Der New Yorker Zeichner Jack Kirby erfand die Avengers und viele weitere Comicfiguren. An diesem Montag wäre er 100 Jahre alt geworden.

Im September 1944, wenige Tage nach seinem 27. Geburtstag, kauert Private Jack Kirby in einem Erdloch bei Metz, im Nordosten Frankreichs, 70 Kilometer von Saarbrücken entfernt. Ein deutscher Panzer rollt auf die GIs zu, und nur der Sonntagsschuss eines beherzten Kameraden, mitten durch den Sehschlitz des stählernen Ungetüms, rettet ihnen das Leben. Bei Jack Kirbys Berichten fällt es manchmal schwer, Fakten und Legenden zu trennen. Klar ist, dass seine Einheit in der Grenzregion Lothringen in schwere Gefechte verwickelt war, und Nässe und Kälte seinen Füßen derart zusetzten, dass Kirby Anfang 1945 auf einem Lazarettschiff in die Vereinigten Staaten zurückgebracht wurde. Klar ist auch, dass Kirby mit Leib und Seele Erzähler war.

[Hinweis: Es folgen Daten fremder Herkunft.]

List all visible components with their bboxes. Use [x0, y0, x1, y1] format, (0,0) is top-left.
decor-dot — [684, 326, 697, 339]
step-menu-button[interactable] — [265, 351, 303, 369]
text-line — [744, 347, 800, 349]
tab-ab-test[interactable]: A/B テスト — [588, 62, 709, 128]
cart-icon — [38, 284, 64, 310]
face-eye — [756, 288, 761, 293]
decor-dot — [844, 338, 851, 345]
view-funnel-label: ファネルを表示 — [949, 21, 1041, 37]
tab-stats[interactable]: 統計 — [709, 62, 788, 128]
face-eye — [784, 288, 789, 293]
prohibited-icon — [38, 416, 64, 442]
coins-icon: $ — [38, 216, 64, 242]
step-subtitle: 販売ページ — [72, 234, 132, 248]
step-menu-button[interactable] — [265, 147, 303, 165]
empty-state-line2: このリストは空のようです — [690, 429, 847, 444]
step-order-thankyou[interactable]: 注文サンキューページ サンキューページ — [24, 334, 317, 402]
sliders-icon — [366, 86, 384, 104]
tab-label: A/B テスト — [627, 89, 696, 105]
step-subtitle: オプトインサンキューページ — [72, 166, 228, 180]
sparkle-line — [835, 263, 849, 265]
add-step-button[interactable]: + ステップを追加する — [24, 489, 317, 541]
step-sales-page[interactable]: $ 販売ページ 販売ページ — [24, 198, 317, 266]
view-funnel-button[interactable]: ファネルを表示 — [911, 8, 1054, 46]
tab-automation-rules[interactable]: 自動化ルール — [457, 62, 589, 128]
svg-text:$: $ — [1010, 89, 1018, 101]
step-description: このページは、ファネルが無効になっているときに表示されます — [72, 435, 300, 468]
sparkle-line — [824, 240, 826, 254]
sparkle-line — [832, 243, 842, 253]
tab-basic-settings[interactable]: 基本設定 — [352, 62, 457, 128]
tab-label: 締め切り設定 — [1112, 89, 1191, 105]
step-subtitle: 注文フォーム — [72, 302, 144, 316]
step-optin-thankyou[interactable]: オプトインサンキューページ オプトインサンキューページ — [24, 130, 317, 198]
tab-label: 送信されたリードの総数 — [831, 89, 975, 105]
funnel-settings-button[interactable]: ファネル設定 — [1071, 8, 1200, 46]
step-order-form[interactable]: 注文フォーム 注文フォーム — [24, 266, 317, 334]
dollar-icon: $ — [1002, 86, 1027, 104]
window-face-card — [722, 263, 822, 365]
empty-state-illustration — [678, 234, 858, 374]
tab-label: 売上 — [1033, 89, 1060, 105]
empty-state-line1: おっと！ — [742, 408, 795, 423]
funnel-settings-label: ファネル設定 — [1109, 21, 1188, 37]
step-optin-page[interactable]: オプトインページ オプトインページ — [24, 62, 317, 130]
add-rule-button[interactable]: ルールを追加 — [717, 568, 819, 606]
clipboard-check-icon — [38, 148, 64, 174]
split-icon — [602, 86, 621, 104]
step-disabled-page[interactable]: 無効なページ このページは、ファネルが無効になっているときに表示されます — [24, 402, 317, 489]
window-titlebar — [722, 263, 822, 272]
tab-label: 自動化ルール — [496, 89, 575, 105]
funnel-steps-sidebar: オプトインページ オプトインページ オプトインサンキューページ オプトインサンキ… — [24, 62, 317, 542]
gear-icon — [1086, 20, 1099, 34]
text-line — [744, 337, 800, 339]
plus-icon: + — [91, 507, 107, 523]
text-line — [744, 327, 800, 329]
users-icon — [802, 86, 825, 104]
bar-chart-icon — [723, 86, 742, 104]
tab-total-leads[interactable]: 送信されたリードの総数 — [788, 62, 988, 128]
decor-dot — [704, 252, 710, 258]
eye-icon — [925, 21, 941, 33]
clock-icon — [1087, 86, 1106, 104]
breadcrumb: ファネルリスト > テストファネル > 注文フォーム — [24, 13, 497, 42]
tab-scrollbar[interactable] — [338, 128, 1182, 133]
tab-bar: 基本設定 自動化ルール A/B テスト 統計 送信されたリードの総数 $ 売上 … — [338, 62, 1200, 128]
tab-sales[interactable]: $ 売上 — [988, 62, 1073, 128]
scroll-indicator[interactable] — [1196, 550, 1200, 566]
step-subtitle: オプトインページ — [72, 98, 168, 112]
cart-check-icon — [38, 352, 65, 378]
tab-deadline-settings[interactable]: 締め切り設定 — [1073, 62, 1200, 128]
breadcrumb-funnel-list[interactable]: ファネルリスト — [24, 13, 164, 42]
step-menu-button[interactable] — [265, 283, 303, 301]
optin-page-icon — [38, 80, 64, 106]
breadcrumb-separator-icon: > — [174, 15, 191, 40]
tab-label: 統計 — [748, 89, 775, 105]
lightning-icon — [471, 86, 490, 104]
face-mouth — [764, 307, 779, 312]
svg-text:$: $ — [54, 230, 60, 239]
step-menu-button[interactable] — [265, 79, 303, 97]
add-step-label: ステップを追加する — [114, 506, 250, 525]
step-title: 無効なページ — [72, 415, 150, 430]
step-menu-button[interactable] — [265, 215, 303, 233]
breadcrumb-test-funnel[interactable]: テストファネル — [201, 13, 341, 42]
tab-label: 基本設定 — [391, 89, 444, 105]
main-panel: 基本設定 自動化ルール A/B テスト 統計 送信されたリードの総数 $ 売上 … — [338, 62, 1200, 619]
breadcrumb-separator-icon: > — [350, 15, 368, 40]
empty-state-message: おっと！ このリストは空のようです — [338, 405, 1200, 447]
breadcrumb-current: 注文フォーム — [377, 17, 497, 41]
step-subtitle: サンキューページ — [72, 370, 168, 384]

Es wimmelte von Sprints, Sprüngen und Hieben

Kämpfen musste der Sohn jüdischer Einwanderer aus Galizien, geboren an diesem Montag vor 100 Jahren in Manhattan als Jacob Kurtzberg, von klein auf. Erst gegen Armut und befeindete Straßenbanden, dann gegen die Nazis und später, immer wieder, mit ausbeuterischen Geschäftsleuten. Für eine Ausbildung hatte der junge Kurtzberg weder Zeit noch Geld. Er musste seinen Teil beitragen, die Familie über Wasser zu halten, verdingte sich als Zeitungs- und Botenjunge. Wenn er nicht arbeitete oder sich raufte, las Kurtzberg Comicstrips von Hal Foster („Prinz Eisenherz“), Milton Caniff („Terry und die Piraten“) oder Alex Raymond („Flash Gordon“) und übte das Zeichnen. Bald malte der Autodidakt Schilder für zahlende Kunden, fand eine Stelle in den Trickfilmstudios von Max Fleischer („Popeye“) und zeichnete selbst Comics, für Zeitungen und für die neu aufkommenden Comic-Hefte.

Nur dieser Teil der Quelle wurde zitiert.